Est-ce une manière aussi de tourner la page de la trilogie mise en scène chez vous par Ivan Alexandre, pour en écrire une nouvelle centrée sur cet opéra Don Giovanni ?
Ce grand cycle trilogique était en effet arrivé au bout de son projet et nous entamons désormais une nouvelle séquence avec ce Don Giovanni qui fera partie des productions que nous pourrons reprendre assez régulièrement. Cela nous permet d'avoir un Don Giovanni "en stock".
Nos productions maison sont faites dans un équilibre entre des productions d'œuvres rares, comme nous venons de le faire avec Roméo et Juliette de Zingarelli, et d'autre part avec des œuvres célèbres et du répertoire que nous pouvons présenter régulièrement.

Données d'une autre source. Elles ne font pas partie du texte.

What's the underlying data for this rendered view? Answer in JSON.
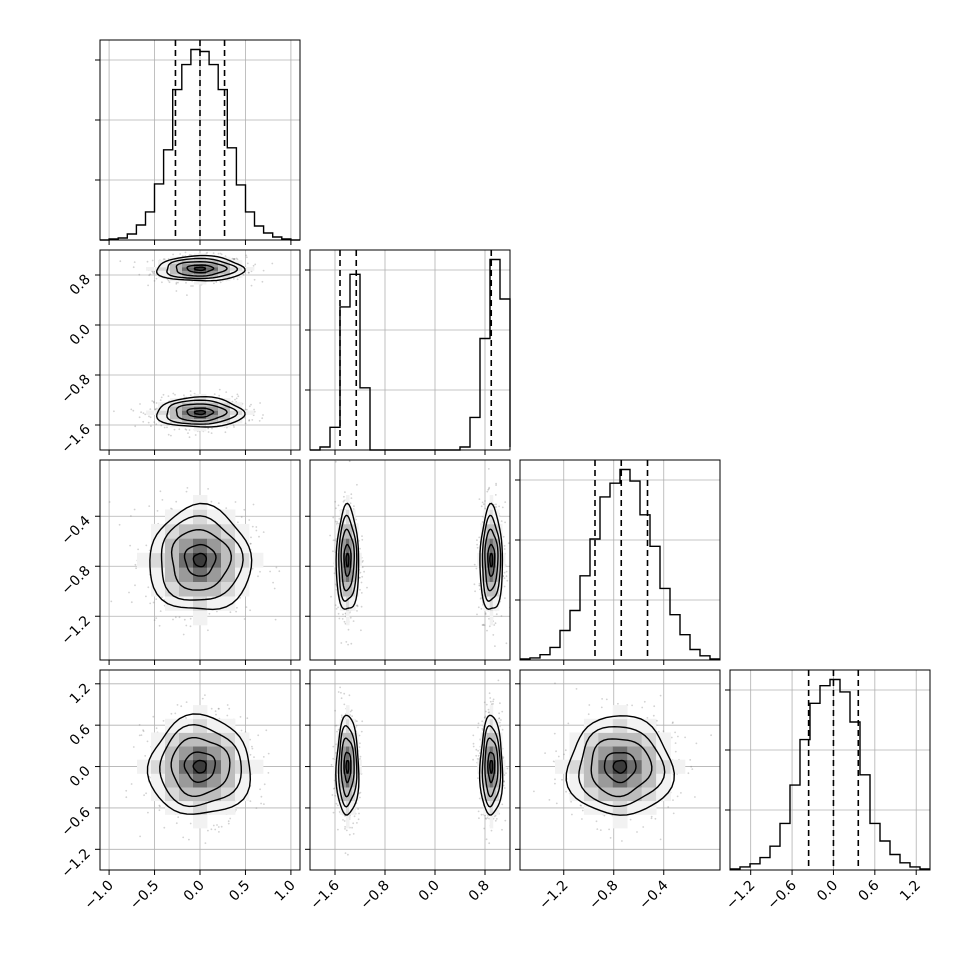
{
  "chart_data": {
    "type": "corner",
    "grid": true,
    "colors": {
      "line": "#000000",
      "grid": "#b0b0b0",
      "points": "#7f7f7f",
      "density": [
        "#f2f2f2",
        "#d9d9d9",
        "#bdbdbd",
        "#9a9a9a",
        "#6e6e6e",
        "#3c3c3c"
      ]
    },
    "params": [
      {
        "range": [
          -1.1,
          1.1
        ],
        "ticks": [
          -1.0,
          -0.5,
          0.0,
          0.5,
          1.0
        ],
        "tick_labels": [
          "−1.0",
          "−0.5",
          "0.0",
          "0.5",
          "1.0"
        ],
        "quantiles": [
          -0.27,
          0.0,
          0.27
        ]
      },
      {
        "range": [
          -2.0,
          1.2
        ],
        "ticks": [
          -1.6,
          -0.8,
          0.0,
          0.8
        ],
        "tick_labels": [
          "−1.6",
          "−0.8",
          "0.0",
          "0.8"
        ],
        "quantiles": [
          -1.52,
          -1.26,
          0.9
        ]
      },
      {
        "range": [
          -1.55,
          0.05
        ],
        "ticks": [
          -1.2,
          -0.8,
          -0.4
        ],
        "tick_labels": [
          "−1.2",
          "−0.8",
          "−0.4"
        ],
        "quantiles": [
          -0.95,
          -0.74,
          -0.53
        ]
      },
      {
        "range": [
          -1.5,
          1.4
        ],
        "ticks": [
          -1.2,
          -0.6,
          0.0,
          0.6,
          1.2
        ],
        "tick_labels": [
          "−1.2",
          "−0.6",
          "0.0",
          "0.6",
          "1.2"
        ],
        "quantiles": [
          -0.36,
          0.0,
          0.36
        ]
      }
    ],
    "histograms": [
      {
        "bin_edges": [
          -1.1,
          -1.0,
          -0.9,
          -0.8,
          -0.7,
          -0.6,
          -0.5,
          -0.4,
          -0.3,
          -0.2,
          -0.1,
          0.0,
          0.1,
          0.2,
          0.3,
          0.4,
          0.5,
          0.6,
          0.7,
          0.8,
          0.9,
          1.0,
          1.1
        ],
        "counts": [
          0,
          1,
          2,
          6,
          15,
          28,
          56,
          90,
          150,
          175,
          190,
          188,
          175,
          150,
          92,
          55,
          28,
          14,
          7,
          3,
          1,
          0
        ]
      },
      {
        "bin_edges": [
          -2.0,
          -1.84,
          -1.68,
          -1.52,
          -1.36,
          -1.2,
          -1.04,
          -0.88,
          -0.72,
          -0.56,
          -0.4,
          -0.24,
          -0.08,
          0.08,
          0.24,
          0.4,
          0.56,
          0.72,
          0.88,
          1.04,
          1.2
        ],
        "counts": [
          0,
          3,
          23,
          145,
          178,
          63,
          0,
          0,
          0,
          0,
          0,
          0,
          0,
          0,
          0,
          3,
          33,
          113,
          193,
          153,
          3
        ]
      },
      {
        "bin_edges": [
          -1.55,
          -1.47,
          -1.39,
          -1.31,
          -1.23,
          -1.15,
          -1.07,
          -0.99,
          -0.91,
          -0.83,
          -0.75,
          -0.67,
          -0.59,
          -0.51,
          -0.43,
          -0.35,
          -0.27,
          -0.19,
          -0.11,
          -0.03,
          0.05
        ],
        "counts": [
          1,
          2,
          5,
          12,
          28,
          47,
          80,
          115,
          155,
          168,
          181,
          170,
          138,
          108,
          68,
          43,
          24,
          10,
          4,
          1
        ]
      },
      {
        "bin_edges": [
          -1.5,
          -1.355,
          -1.21,
          -1.065,
          -0.92,
          -0.775,
          -0.63,
          -0.485,
          -0.34,
          -0.195,
          -0.05,
          0.095,
          0.24,
          0.385,
          0.53,
          0.675,
          0.82,
          0.965,
          1.11,
          1.255,
          1.4
        ],
        "counts": [
          1,
          3,
          6,
          12,
          23,
          45,
          82,
          126,
          161,
          178,
          184,
          172,
          143,
          92,
          45,
          28,
          15,
          7,
          3,
          1
        ]
      }
    ],
    "panels_2d": [
      {
        "row": 1,
        "col": 0,
        "blobs": [
          {
            "cx": 0.0,
            "cy": 0.9,
            "sx": 0.24,
            "sy": 0.1
          },
          {
            "cx": 0.0,
            "cy": -1.4,
            "sx": 0.24,
            "sy": 0.12
          }
        ]
      },
      {
        "row": 2,
        "col": 0,
        "blobs": [
          {
            "cx": 0.0,
            "cy": -0.75,
            "sx": 0.28,
            "sy": 0.21
          }
        ]
      },
      {
        "row": 2,
        "col": 1,
        "blobs": [
          {
            "cx": -1.4,
            "cy": -0.75,
            "sx": 0.09,
            "sy": 0.21
          },
          {
            "cx": 0.9,
            "cy": -0.75,
            "sx": 0.09,
            "sy": 0.21
          }
        ]
      },
      {
        "row": 3,
        "col": 0,
        "blobs": [
          {
            "cx": 0.0,
            "cy": 0.0,
            "sx": 0.28,
            "sy": 0.36
          }
        ]
      },
      {
        "row": 3,
        "col": 1,
        "blobs": [
          {
            "cx": -1.4,
            "cy": 0.0,
            "sx": 0.09,
            "sy": 0.36
          },
          {
            "cx": 0.9,
            "cy": 0.0,
            "sx": 0.09,
            "sy": 0.36
          }
        ]
      },
      {
        "row": 3,
        "col": 2,
        "blobs": [
          {
            "cx": -0.75,
            "cy": 0.0,
            "sx": 0.21,
            "sy": 0.36
          }
        ]
      }
    ]
  }
}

Je suis pour le “répertoire”, dans les deux sens du terme et du concept : les œuvres de répertoire et les reprises dans les maisons d'opéras. Nous n'aurons jamais épuisé l'intérêt du public sur certaines œuvres. D'autant qu'à l'Opéra Royal de Versailles, nous jouons les productions entre trois et huit fois (alors que les ballets dans les maisons d'opéra internationales ou bien les pièces de théâtre peuvent être joués des dizaines de fois d'affilée chaque année, sans que personne n'y trouve à redire, au contraire).
Reprendre ainsi régulièrement des chefs-d'œuvre correspond aussi au goût du public, cela permet de les rendre toujours accessibles à chaque génération (c'est aussi notre mission culturelle). Et il est également intéressant sur le plan économique de conserver et d'entretenir des productions.

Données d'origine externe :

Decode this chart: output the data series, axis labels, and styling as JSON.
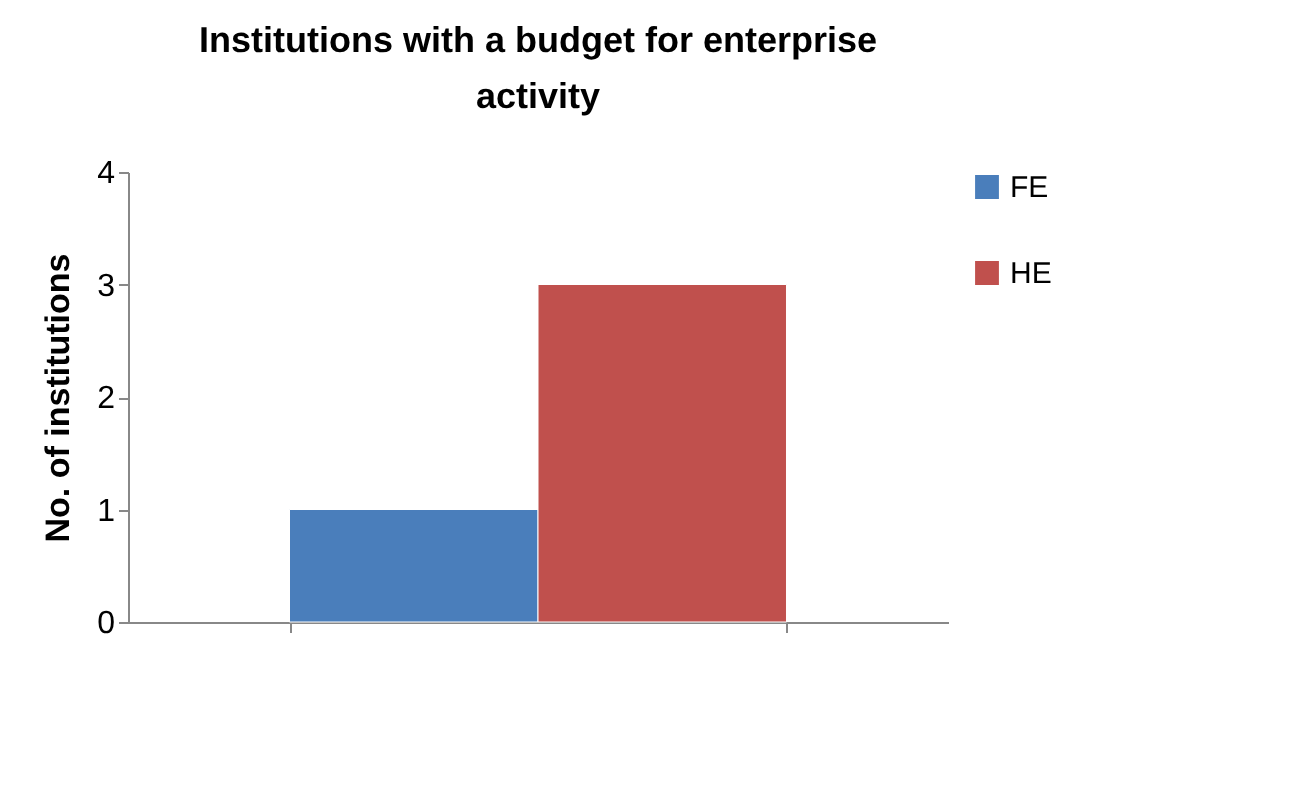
{
  "chart_data": {
    "type": "bar",
    "title": "Institutions with a budget for enterprise activity",
    "ylabel": "No. of institutions",
    "categories": [
      null
    ],
    "series": [
      {
        "name": "FE",
        "color": "#4a7ebb",
        "values": [
          1
        ]
      },
      {
        "name": "HE",
        "color": "#c0504d",
        "values": [
          3
        ]
      }
    ],
    "ylim": [
      0,
      4
    ],
    "yticks": [
      0,
      1,
      2,
      3,
      4
    ],
    "legend": "right"
  }
}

D'autant plus que vous avez "mutualisé" les forces et les ressources pour les deux nouvelles productions de ce début de saison : est-ce que cet objectif de mettre en résonances le Roméo et Juliette de Zingarelli et le Don Giovanni de Mozart s'est effectivement réalisé ?
J'ai en effet commandé en même temps à Roland Fontaine des décors mutualisés pour Roméo et Juliette et pour Don Giovanni, en lui demandant à ce qu'une grande partie de la structure scénographique soit commune, ce qui ne signifie pas que le décor est le même, d'autant que les deux metteurs en scène s'en servent très différemment, Marshall Pynkoski opérant moins de changements de décor pour focaliser l'attention sur la structure lisible. Et comme ces deux nouvelles productions s'enchaînent chez nous en ce début de saison, lorsque nous avons commencé le travail de répétition pour le Don Giovanni, le décor était déjà sur place, ce qui était fort pratique ! Nous continuerons à l'avenir de réutiliser des parties de ces décors pour d'autres projets : une colonnade, un ciel, une forêt, un intérieur de palais... tous ces éléments peuvent servir dans une grande partie du répertoire. Les éléments de décor étant pensés pour être réutilisés, ils nous permettent de ne pas avoir à sempiternellement en refaire, en stocker, et en détruire souvent...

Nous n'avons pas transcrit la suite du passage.